Cinematographer Conrad Hall Dies

American Beauty lenser succumbs to cancer


by empire |
Published on

The Oscar-winning cinematographer of American Beauty and Butch Cassidy and the Sundance Kid, Conrad L. Hall, has died at the age of 76. Succumbing to complications of bladder cancer in a Santa Monica hospital on Saturday, Hall filmed nearly three dozen movies in a career that stretched 50 years. Best known for his sun-tinged Western expanses of 1969's Butch Cassidy and the Sundance Kid, for which he won his first Oscar, Hall's most recent success came when he teamed up with movie new boy Sam Mendes for the fantasy fuelled American Beauty; a collaboration which saw him bag his second Academy Award. So successful was their American Beauty teaming that Mendes recruited Hall to create the rain-soaked, funereal darkness of his second film Road to Perdition; a stunning achievement which has already been tipped to carry away the Best Cinematography Oscar for Hall this March.

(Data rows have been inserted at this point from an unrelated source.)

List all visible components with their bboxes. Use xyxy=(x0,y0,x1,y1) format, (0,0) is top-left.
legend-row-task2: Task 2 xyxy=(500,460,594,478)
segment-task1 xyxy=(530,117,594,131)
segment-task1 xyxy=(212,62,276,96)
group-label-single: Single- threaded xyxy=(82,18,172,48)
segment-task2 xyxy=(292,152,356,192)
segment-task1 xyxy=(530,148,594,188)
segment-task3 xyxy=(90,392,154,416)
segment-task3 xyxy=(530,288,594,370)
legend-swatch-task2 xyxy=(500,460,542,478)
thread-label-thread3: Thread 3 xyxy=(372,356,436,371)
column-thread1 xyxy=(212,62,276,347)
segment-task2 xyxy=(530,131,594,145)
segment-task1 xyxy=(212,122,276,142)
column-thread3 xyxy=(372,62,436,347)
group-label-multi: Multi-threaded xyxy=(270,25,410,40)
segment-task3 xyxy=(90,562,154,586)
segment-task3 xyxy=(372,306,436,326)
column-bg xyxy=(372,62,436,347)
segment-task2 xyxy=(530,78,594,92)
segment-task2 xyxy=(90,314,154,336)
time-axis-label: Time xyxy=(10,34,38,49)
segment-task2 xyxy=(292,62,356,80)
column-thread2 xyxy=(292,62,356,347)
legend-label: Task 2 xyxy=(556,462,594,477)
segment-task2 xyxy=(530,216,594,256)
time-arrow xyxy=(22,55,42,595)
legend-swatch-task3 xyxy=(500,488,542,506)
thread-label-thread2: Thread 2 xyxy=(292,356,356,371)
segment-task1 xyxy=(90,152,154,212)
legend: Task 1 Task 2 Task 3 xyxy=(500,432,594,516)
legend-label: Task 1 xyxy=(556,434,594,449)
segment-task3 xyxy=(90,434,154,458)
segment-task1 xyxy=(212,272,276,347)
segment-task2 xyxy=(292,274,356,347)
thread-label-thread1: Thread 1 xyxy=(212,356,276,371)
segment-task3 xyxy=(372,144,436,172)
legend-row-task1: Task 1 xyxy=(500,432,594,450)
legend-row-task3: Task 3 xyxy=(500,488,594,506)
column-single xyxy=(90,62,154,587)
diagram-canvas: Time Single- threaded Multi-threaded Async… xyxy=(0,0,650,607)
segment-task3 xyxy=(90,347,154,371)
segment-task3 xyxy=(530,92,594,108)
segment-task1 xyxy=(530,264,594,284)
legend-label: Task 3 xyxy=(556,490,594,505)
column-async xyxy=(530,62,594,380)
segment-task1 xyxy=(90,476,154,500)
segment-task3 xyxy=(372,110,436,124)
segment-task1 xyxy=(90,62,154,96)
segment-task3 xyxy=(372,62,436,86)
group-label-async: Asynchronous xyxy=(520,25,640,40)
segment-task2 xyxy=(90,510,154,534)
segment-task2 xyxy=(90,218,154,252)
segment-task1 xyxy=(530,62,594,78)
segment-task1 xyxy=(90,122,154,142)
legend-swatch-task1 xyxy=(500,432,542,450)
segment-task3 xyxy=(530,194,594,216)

Tributes to his talent have flooded in from all corners of the industry. Producer Richard D. Zanuck told Variety, "Every film that he worked on was something beautiful to the eye, and very imaginative. With Road to Perdition you could virtually take every frame of his work and blow it up and hang it over your fireplace. It was like Rembrandt at work." "I'm devastated," said Sam Mendes. "Conrad was not only one of the greatest cinematographers who ever lived but was also a wonderful man who touched everyone he worked with. I will miss him more than I can say, both as a collaborator and as a friend."